The Greek-Style Stuffed Eggplant does not contain meat and the flavors are more pronounced due to the ingredients (especialy the fetta cheese). It is very tasty and we all liked it a lot when I made it at home. (When I made mine, the only thing I did different was to boil the eggplant on the stove, instead of the microwave method)
I hope one of the variations may appeal to your tastes! I love eggplant made this way, and you know what… just writing about it is making me crave it again!
Today we have lots to do and places to go, so we will probably end up eating out, but I have some plans for lunch tomorrow, let’s wait and see what comes next!
But before you go, check out my new blender, isn’t it pretty?! (My old one stopped functioning last week, after seven years of everyday use; I was sad in a way, but also quite happy to get a new toy!)
Greek-Style Stuffed Eggplant
2 eggplants, cut in half lengthwise (about 3 pounds)
1/4 cup water
1 cup chopped onion
1 cup chopped plum tomato
1/4 cup white wine
3 garlic cloves, minced
1 cup (4 ounces) crumbled feta cheese
1/2 cup chopped fresh parsley, divided
3/4 teaspoon salt, divided
1/4 teaspoon freshly ground black pepper
2 (1-ounce) slices French bread
2 tablespoons grated fresh Parmesan cheese
Carefully remove pulp from each eggplant, reserving shells. Coarsely chop pulp to measure 6 cups. Place eggplant shells, cut sides down, in a 10-inch square baking dish. Add water to dish. Cover and microwave at high 5 minutes or until shells are tender. Keep warm.
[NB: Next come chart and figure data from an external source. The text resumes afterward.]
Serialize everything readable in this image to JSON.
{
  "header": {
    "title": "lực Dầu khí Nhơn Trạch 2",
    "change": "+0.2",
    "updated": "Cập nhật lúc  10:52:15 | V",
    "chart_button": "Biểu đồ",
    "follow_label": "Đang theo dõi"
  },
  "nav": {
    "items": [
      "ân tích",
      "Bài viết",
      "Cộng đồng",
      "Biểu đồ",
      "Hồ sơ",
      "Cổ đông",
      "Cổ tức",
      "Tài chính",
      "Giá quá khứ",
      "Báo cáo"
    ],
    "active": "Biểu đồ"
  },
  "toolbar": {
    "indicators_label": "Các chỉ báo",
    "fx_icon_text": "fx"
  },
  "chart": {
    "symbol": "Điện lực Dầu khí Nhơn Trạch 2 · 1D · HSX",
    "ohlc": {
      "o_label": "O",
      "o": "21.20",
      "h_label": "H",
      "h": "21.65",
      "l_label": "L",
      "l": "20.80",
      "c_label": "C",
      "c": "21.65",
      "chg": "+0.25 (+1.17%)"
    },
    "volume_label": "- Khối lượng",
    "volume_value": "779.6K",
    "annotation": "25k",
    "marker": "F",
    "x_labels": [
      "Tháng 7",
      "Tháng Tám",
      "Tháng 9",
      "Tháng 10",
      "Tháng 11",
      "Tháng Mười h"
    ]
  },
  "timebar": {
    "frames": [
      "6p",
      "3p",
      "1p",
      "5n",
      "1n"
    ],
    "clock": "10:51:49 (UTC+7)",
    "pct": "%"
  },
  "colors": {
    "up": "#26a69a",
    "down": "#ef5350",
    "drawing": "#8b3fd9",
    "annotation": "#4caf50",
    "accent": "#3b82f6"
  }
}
Heat a large nonstick skillet coated with cooking spray over medium-high heat. Add eggplant pulp; saute 7 minutes. Add onion; sauté 2 minutes. Stir in tomato, wine, and garlic; cook 3 minutes or until liquid almost evaporates, stirring occasionally. Remove from heat; add feta, 1/4 cup parsley, 1/2 teaspoon salt, and pepper, stirring to combine. Spoon 3/4 cup eggplant mixture into each eggplant shell.
Place the bread slices in food processor; pulse 10 times or until coarse crumbs measure 1 cup. Combine breadcrumbs, 1/4 cup parsley, 1/4 teaspoon salt, and Parmesan, stirring well. Sprinkle 1/4 cup breadcrumb mixture over each stuffed shell. Arrange shells on a baking sheet coated with cooking spray; broil 2 minutes or until lightly browned.